Comme toutes les métropoles, Lyon est confrontée à la présence de personnes sans abri. La grande ville attire, elle concentre des opportunités sur lesquelles se fondent des espoirs parfois démesurés. Mais lorsqu’elle ne se donne pas les moyens d’un véritable accueil, la métropole devient alors le lieu de toutes les errances.
Depuis deux décennies, le visage des personnes sans abri a profondément changé. La présence de familles, d’abord marginale, est devenue massive. On se souvient de l’apparition des Roms en 1992, considérés comme différents. Ils ont été les premières victimes d’une banalisation du sans-abrisme. Depuis, la présence d’hommes seuls, de femmes isolées, de mineurs non accompagnés, de familles et d’enfants sur nos trottoirs, la nuit est devenue banale alors même qu’elle est humainement intolérable et ne devrait pas être tolérée.
Nous devons nous en préoccuper. Notre responsabilité de femmes et d’hommes politiques est engagée. Il est temps que la Cité rattrape son retard, pour des raisons humanitaires, certes, mais aussi parce qu’il en va de la cohésion sociale mise à mal par le traitement au «fil de l’eau». Nous ne dirons pas que rien n’a été fait, mais lorsque le constat d’échec s’impose, il faut réagir. La pénurie est source de crispations, les acteurs du travail social sont soumis à des injonctions contradictoires entre l’accompagnement de personnes et la «régulation» des flux.
Par ailleurs, un discours politique qui refuse la complexité se durcit. L’environnement social est déboussolé. La connaissance est indispensable à l’action ; or, nous ne savons rien des personnes à la rue. Cette absence de connaissance ouvre la voie à tous les fantasmes, surtout ceux qui réduisent le problème à une question migratoire et affirment sans savoir en stigmatisant les populations concernées, forcément surnuméraires.
La méconnaissance est un ennemi redoutable. Sur nos trottoirs, pourtant, il y a des migrants, il y a des réfugiés sans protection, il y a des déboutés de l’asile et il y a aussi maintenant des demandeurs de logement «ordinaires», étrangers et français.
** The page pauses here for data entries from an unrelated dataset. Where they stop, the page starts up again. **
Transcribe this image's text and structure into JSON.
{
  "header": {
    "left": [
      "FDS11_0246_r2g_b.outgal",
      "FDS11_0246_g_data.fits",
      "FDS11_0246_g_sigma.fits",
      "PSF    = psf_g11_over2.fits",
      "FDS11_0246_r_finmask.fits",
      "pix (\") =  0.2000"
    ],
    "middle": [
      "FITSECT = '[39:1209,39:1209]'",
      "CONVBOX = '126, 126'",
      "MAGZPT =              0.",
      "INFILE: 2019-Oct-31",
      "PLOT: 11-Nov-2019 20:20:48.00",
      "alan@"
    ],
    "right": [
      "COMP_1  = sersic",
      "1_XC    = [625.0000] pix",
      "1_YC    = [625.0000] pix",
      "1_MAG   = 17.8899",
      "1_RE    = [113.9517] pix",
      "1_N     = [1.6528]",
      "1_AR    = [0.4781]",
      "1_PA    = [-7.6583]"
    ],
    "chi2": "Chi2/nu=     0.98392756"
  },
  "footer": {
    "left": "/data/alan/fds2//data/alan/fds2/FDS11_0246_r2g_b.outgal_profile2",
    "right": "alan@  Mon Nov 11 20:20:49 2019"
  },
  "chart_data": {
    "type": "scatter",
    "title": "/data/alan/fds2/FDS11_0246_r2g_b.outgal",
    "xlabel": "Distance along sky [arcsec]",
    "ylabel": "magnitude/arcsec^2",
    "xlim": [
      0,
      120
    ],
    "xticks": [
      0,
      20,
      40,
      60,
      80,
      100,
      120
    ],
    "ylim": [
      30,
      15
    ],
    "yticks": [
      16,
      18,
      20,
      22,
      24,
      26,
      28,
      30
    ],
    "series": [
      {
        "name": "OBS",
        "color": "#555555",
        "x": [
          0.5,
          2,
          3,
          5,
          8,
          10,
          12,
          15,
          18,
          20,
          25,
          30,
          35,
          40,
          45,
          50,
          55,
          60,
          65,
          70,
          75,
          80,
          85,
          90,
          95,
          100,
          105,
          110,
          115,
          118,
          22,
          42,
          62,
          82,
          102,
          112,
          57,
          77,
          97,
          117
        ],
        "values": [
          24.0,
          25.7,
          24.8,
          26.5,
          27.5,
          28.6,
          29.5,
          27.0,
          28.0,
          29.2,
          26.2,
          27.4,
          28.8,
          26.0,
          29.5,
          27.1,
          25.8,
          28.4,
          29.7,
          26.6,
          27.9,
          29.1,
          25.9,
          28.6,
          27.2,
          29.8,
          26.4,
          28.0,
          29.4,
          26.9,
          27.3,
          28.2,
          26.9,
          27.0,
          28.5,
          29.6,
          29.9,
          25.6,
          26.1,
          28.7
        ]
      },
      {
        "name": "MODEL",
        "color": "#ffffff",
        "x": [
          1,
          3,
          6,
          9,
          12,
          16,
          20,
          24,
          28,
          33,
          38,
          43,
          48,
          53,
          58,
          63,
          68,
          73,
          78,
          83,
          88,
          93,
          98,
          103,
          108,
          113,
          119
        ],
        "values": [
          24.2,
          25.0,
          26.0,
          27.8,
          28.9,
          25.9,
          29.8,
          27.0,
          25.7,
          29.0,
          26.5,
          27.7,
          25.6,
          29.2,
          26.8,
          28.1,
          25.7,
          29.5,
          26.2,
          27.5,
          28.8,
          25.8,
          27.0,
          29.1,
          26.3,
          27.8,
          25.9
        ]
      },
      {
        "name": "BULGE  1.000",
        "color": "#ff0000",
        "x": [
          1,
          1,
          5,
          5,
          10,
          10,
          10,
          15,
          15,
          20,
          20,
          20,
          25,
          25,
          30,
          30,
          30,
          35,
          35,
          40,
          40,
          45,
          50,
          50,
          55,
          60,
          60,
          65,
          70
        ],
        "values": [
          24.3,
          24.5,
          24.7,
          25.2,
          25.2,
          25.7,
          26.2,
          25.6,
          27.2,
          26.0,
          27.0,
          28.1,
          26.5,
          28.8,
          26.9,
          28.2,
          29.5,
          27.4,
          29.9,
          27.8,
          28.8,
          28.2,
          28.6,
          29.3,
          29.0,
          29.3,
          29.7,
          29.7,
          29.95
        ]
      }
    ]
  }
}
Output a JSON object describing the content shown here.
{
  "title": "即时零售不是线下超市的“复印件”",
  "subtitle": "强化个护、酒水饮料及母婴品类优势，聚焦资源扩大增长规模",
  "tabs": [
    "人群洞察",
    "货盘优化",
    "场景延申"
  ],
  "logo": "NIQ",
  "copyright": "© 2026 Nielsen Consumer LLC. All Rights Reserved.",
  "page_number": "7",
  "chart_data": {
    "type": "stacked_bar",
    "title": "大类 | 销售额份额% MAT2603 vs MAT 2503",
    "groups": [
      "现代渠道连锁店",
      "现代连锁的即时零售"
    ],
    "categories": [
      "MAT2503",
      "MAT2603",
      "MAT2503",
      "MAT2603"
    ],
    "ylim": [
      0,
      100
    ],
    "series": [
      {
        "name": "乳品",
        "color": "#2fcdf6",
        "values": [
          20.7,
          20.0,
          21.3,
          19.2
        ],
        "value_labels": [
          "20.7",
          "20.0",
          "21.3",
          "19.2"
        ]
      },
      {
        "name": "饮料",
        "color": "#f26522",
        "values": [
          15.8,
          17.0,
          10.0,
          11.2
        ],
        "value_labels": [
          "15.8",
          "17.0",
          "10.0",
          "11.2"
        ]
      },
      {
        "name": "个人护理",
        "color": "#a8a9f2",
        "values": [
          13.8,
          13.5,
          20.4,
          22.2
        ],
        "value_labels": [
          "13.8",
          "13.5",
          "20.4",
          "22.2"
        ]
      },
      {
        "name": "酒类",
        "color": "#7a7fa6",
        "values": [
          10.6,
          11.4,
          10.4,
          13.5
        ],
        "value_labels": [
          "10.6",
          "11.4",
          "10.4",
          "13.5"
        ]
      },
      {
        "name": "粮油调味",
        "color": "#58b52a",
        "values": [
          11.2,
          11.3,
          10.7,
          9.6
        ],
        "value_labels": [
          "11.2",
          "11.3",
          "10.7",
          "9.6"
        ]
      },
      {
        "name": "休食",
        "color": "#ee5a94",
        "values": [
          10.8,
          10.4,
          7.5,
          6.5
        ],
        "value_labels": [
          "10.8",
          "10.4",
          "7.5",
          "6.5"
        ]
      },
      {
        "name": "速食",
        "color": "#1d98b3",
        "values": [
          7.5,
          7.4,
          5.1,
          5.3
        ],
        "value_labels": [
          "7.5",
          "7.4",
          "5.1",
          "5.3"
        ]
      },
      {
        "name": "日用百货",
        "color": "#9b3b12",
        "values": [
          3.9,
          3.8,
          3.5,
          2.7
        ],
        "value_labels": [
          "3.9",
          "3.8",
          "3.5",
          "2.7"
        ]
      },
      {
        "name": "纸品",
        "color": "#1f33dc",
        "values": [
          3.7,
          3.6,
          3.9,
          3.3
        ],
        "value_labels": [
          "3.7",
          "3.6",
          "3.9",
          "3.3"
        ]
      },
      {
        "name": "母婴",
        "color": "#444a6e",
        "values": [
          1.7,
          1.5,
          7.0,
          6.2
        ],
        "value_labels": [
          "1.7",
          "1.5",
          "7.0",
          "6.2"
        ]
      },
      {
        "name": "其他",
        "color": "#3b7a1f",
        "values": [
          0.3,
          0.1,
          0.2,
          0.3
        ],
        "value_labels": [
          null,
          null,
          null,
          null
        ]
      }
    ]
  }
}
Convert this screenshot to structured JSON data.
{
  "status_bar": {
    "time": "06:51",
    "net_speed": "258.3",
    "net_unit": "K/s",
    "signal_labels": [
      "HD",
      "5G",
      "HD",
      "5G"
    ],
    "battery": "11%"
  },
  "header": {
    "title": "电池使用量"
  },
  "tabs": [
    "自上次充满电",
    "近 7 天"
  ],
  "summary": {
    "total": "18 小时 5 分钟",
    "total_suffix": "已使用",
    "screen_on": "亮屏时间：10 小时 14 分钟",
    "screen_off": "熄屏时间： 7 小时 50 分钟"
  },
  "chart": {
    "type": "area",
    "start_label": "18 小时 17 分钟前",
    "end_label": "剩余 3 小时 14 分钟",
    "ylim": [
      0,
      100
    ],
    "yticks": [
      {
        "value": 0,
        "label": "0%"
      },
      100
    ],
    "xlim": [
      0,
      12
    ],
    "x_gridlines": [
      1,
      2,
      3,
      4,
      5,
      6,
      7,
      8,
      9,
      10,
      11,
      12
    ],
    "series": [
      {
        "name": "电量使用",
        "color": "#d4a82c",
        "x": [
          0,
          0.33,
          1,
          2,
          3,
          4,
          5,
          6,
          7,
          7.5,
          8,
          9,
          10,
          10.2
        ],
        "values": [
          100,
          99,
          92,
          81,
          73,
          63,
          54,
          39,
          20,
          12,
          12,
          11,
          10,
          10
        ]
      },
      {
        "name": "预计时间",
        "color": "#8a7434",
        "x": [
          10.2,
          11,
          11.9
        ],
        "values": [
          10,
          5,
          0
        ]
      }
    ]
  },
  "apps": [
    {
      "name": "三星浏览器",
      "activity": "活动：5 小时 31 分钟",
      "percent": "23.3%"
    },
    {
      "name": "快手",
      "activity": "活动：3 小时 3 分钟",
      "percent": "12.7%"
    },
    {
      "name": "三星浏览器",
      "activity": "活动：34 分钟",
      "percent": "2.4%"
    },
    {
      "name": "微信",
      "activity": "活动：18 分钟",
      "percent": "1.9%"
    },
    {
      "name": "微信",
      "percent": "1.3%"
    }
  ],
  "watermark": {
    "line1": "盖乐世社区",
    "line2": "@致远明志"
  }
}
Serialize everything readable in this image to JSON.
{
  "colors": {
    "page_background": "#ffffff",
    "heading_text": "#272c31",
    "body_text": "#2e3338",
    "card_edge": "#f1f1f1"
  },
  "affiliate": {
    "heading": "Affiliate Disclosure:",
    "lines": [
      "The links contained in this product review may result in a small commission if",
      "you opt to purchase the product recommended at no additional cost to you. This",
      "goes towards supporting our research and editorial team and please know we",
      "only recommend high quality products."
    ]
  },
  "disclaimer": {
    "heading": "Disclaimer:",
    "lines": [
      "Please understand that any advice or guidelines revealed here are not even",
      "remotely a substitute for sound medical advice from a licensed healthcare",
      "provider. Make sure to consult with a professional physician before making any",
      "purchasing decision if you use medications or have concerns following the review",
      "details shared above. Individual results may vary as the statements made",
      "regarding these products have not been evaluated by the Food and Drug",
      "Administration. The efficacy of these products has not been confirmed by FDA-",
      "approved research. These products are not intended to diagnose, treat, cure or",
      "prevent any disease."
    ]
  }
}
Il y a la grande diversité des parcours singuliers et surtout une humanité que nous avons le devoir de reconnaître.
Les moyens font défaut malgré les régulières augmentations du nombre de places en urgence et les mesures spécifiques à l’hiver. Dans ce contexte, il est temps de poser la question de l’adaptation des moyens aux besoins. Cela ne sera possible que lorsque nous aurons passé la première étape, celle de la connaissance. Les acteurs locaux sont soumis à des appels à projets qui enferment les réponses dans des cadres parfois archaïques et interdisent l’évolution. Les projets novateurs sont muselés par une commande publique qui privilégie les moyens au détriment des objectifs. La construction des réponses dépend d’une mobilisation d’un nouveau type, basée sur la connaissance et sur de nouvelles orientations des moyens. Elle repose sur une transversalité qui mobilise l’ensemble des acteurs.
Il faut renouer les liens entre la recherche et l’action, l’université et le terrain, le médical et le social, le politique et la gestion. Les réalisations que nécessite la situation présente et ses évolutions ne peuvent rester cantonner à la mise à l’abri dans des formules qui n’assurent qu’une réponse temporaire (centre d’hébergement d’urgence, hôtels, etc.) à des questions devenues structurelles.
La Métropole de Lyon s’est dotée d’une boîte à outils avec le Plan d’action pour le logement et l’hébergement. Elle doit être mise à contribution. Nous appelons à la mobilisation car nous partageons avec beaucoup une inquiétude face à l’avenir. Inquiétude devant un discours politique d’exclusion des plus vulnérables, devant la négation de réalités, devant le refus d’agir au nom de l’appel d’air.